Joseph Kabila, president of the Democratic Republic of Congo, has held direct talks with the leader of the M23 rebels in Uganda, hours after a regional summit called on them to end their offensive in the east of the country. Jean-Marie Runiga Lugerero, the political leader of the eastern DR Congo rebel group, said he had an initial meeting with Kabila after the summit in the Ugandan capital, Kampala. While he was not invited to the summit itself, Runiga Lugerero told the AFP news agency he had been able to meet Kabila thanks to the mediation of Yoweri Museveni, the Ugandan president, with whom he had been due to hold talks.

“The atmosphere was tense but afterwards, each [side] calmed the debate down because these are not personal problems, but problems of the country” that must be settled, he told AFP news agency by phone. “I think the meeting went very well”.

Uneasy negotiations and continuing fighting

Leaders at the summit in the Ugandan capital on 18 November said that the rebels should withdraw to positions at least 20 km north of Goma, the eastern DRC town in the province of North Kivu of which they have recently took control. Runiga Lugerero, however, made it clear that any withdrawal would only come about after talks between the rebel movement and Kabila. M23 fighters will defend their positions if Congo’s troops attacked, he warned.

Runiga Lugerero’s announcement came just days after Kabila had appeared to rule out talks with the rebel force. Paul Kagame, the Rwandan president accused of backing the rebels, did not attend the Kampala summit and instead delegated his foreign minister Louise Mushikiwabo. Rwanda and Uganda, also accused by the UN of supporting the rebels, deny the charges.

Al Jazeera’s reporter Peter Greste from Kampala said M23 political leaders will have another round of talks with Kabila again in the Ugandan capital.

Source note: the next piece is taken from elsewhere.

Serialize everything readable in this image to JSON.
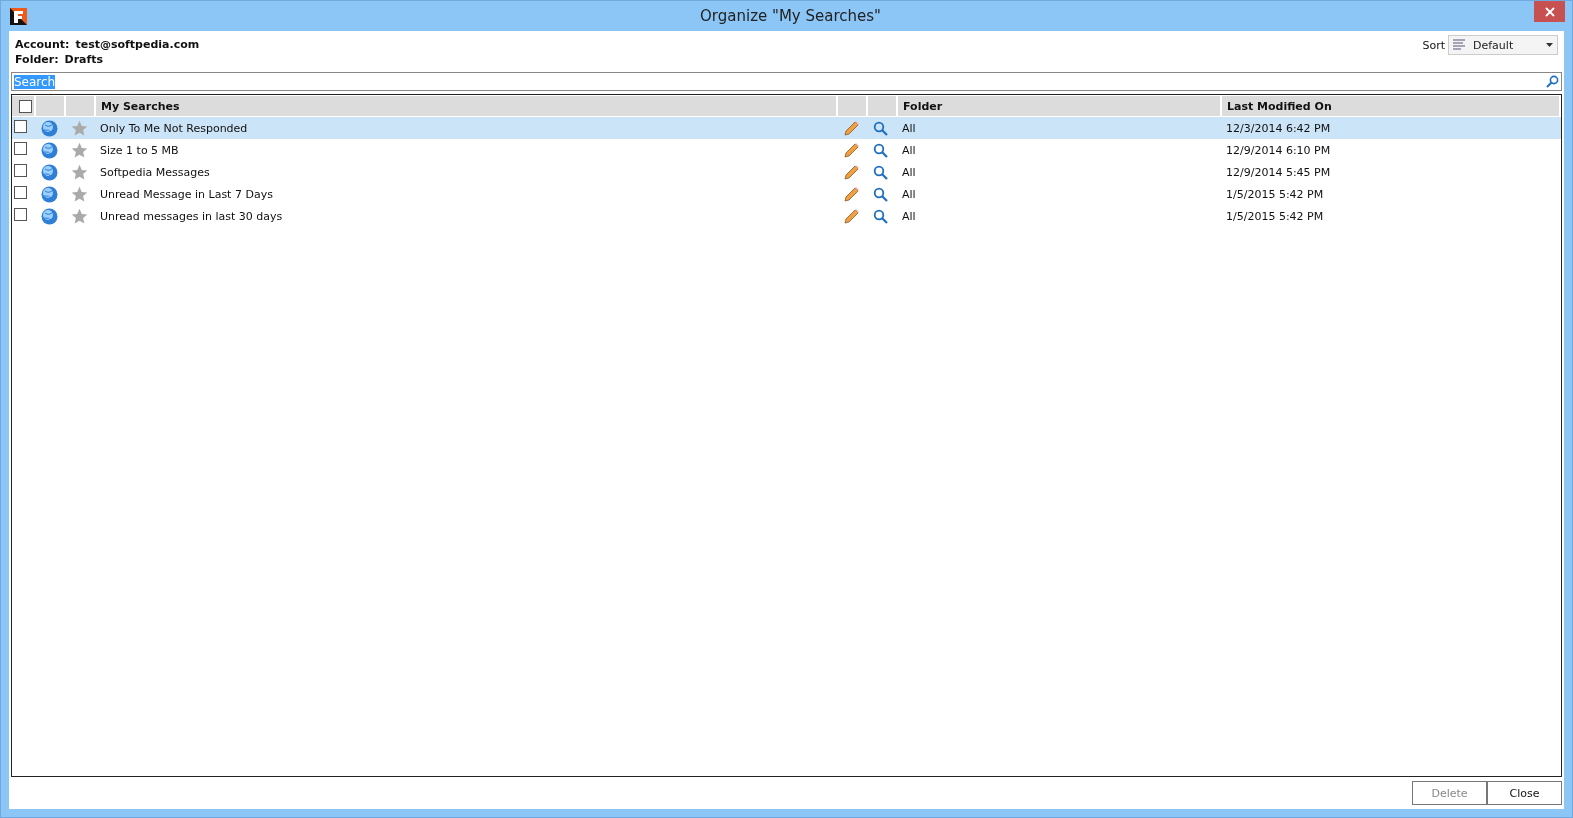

Raymond Tshibanda, Congolese foreign minister, confirmed that the first meeting took place but said further face-to-face talks between Kabila and M23 were unlikely. “It’s very hard for the Congolese government to acknowledge that they are speaking to the rebels as they consider them an illegitimate group”, Greste said.

The United Nations has expressed shock at the sight of thousands of civilians fleeing a rebel advance in the eastern DR Congo and appealed for access to help those caught up in the violence. Thousands of civilians are fleeing the town of Sake in eastern DR Congo as M23 rebels battling government troops threaten to overrun the city.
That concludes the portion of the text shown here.